Bundeswehr

Flagge zeigen

Bundesverteidigungsministerin Ursula von der Leyen Foto: imago

Ursula von der Leyen setzt Zeichen. Vor zwei Wochen hat die CDU-Politikerin im Bundestag erneut ihren Amtseid als Verteidigungsministerin abgelegt. Und schon am gestrigen Mittwoch unterzeichnete sie in Hannover den neuen Traditionserlass der Bundeswehr – mit klarem Tenor: »Der verbrecherische NS-Staat kann Tradition nicht begründen. Für die Streitkräfte eines demokratischen Rechtsstaates ist die Wehrmacht als Institution nicht traditionswürdig.« Künftig beruft sich die Bundeswehr vor allem auf ihre eigene Geschichte.

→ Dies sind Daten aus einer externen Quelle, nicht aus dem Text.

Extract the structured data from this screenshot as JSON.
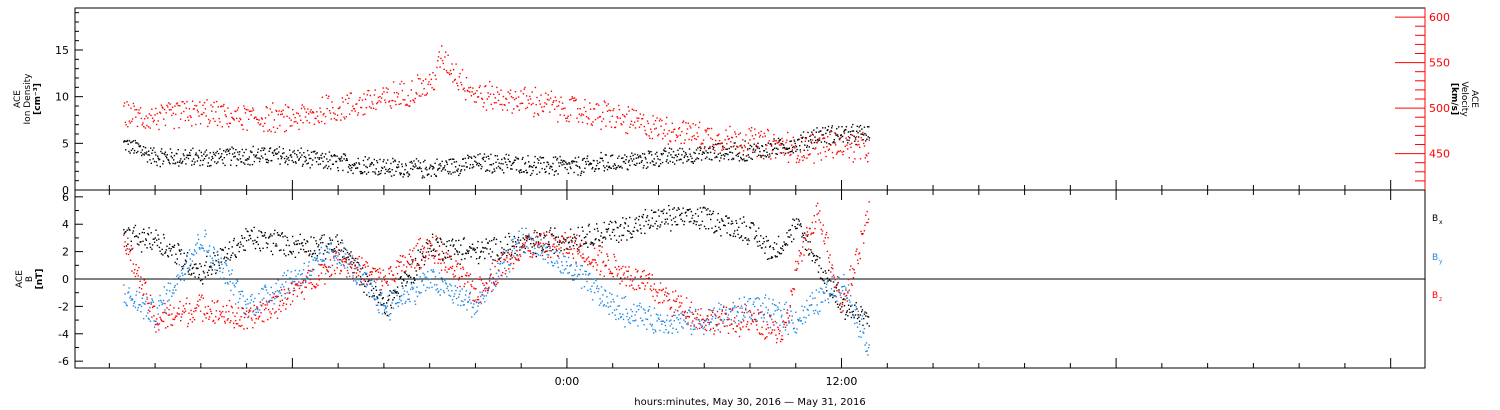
{
  "chart_data": [
    {
      "type": "scatter",
      "panel": "top",
      "ylabel_left": [
        "ACE",
        "Ion Density",
        "[cm⁻³]"
      ],
      "ylabel_right": [
        "ACE",
        "Velocity",
        "[km/s]"
      ],
      "ylim_left": [
        0,
        19.5
      ],
      "ylim_right": [
        410,
        610
      ],
      "yticks_left": [
        "0",
        "5",
        "10",
        "15"
      ],
      "yticks_right": [
        "450",
        "500",
        "550",
        "600"
      ],
      "series": [
        {
          "name": "Ion Density",
          "axis": "left",
          "color": "#000000",
          "x": [
            -19.4,
            -18.0,
            -16.0,
            -14.0,
            -12.0,
            -10.0,
            -8.0,
            -6.0,
            -4.0,
            -2.0,
            0.0,
            2.0,
            4.0,
            6.0,
            8.0,
            10.0,
            11.0,
            13.2
          ],
          "y": [
            5.0,
            3.6,
            3.5,
            3.8,
            3.6,
            3.0,
            2.5,
            2.3,
            3.0,
            2.8,
            2.5,
            3.0,
            3.5,
            4.0,
            4.2,
            5.0,
            6.0,
            6.0
          ]
        },
        {
          "name": "Velocity",
          "axis": "right",
          "color": "#ff0000",
          "x": [
            -19.4,
            -18.0,
            -16.0,
            -14.0,
            -12.0,
            -10.0,
            -8.0,
            -6.0,
            -5.5,
            -4.0,
            -2.0,
            0.0,
            2.0,
            4.0,
            6.0,
            8.0,
            10.0,
            12.0,
            13.2
          ],
          "y": [
            495,
            490,
            495,
            490,
            488,
            500,
            510,
            525,
            555,
            515,
            510,
            500,
            490,
            480,
            470,
            465,
            455,
            460,
            455
          ]
        }
      ]
    },
    {
      "type": "scatter",
      "panel": "bottom",
      "ylabel_left": [
        "ACE",
        "B",
        "[nT]"
      ],
      "ylim": [
        -6.5,
        6.5
      ],
      "yticks": [
        "-6",
        "-4",
        "-2",
        "0",
        "2",
        "4",
        "6"
      ],
      "series": [
        {
          "name": "Bx",
          "color": "#000000",
          "x": [
            -19.4,
            -18.0,
            -16.0,
            -14.0,
            -12.0,
            -10.0,
            -8.0,
            -6.0,
            -4.0,
            -2.0,
            0.0,
            2.0,
            4.0,
            6.0,
            8.0,
            9.0,
            10.0,
            12.0,
            13.2
          ],
          "y": [
            3.0,
            3.0,
            0.5,
            3.0,
            2.5,
            2.5,
            -2.0,
            2.5,
            2.0,
            2.5,
            3.0,
            3.5,
            4.5,
            4.5,
            3.5,
            2.0,
            4.0,
            -2.0,
            -3.0
          ]
        },
        {
          "name": "By",
          "color": "#1e88e5",
          "x": [
            -19.4,
            -18.0,
            -16.0,
            -14.0,
            -12.0,
            -10.0,
            -8.0,
            -6.0,
            -4.0,
            -2.0,
            0.0,
            2.0,
            4.0,
            6.0,
            8.0,
            10.0,
            12.0,
            13.2
          ],
          "y": [
            -1.0,
            -2.5,
            3.0,
            -2.0,
            0.0,
            2.0,
            -2.0,
            0.0,
            -2.0,
            3.0,
            1.0,
            -2.0,
            -3.0,
            -3.0,
            -2.0,
            -3.0,
            0.0,
            -5.0
          ]
        },
        {
          "name": "Bz",
          "color": "#ff0000",
          "x": [
            -19.4,
            -18.0,
            -16.0,
            -14.0,
            -12.0,
            -10.0,
            -8.0,
            -6.0,
            -4.0,
            -2.0,
            0.0,
            2.0,
            4.0,
            6.0,
            8.0,
            9.5,
            10.0,
            11.0,
            12.0,
            13.2
          ],
          "y": [
            3.0,
            -3.0,
            -2.0,
            -3.0,
            -1.0,
            1.5,
            0.0,
            2.5,
            -1.0,
            2.5,
            2.5,
            1.0,
            -1.0,
            -3.0,
            -3.0,
            -4.0,
            1.0,
            5.0,
            -2.0,
            5.0
          ]
        }
      ]
    }
  ],
  "legend": {
    "bx": "B",
    "bx_sub": "x",
    "by": "B",
    "by_sub": "y",
    "bz": "B",
    "bz_sub": "z"
  },
  "x_axis": {
    "label": "hours:minutes, May 30, 2016 — May 31, 2016",
    "ticks": [
      "0:00",
      "12:00"
    ],
    "xlim_hours": [
      -21.5,
      37.5
    ]
  }
}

Angehörigen der Bundeswehr ist in Zukunft ausdrücklich untersagt, »dienstliche Kontakte mit Nachfolgeorganisationen der Waffen-SS oder der Ordensgemeinschaft der Ritterkreuzträger« zu unterhalten. Kontakte, die in der Vergangenheit durchaus von Bundeswehroffizieren gepflegt wurden – von Offizier zu Ex-Offizier sozusagen.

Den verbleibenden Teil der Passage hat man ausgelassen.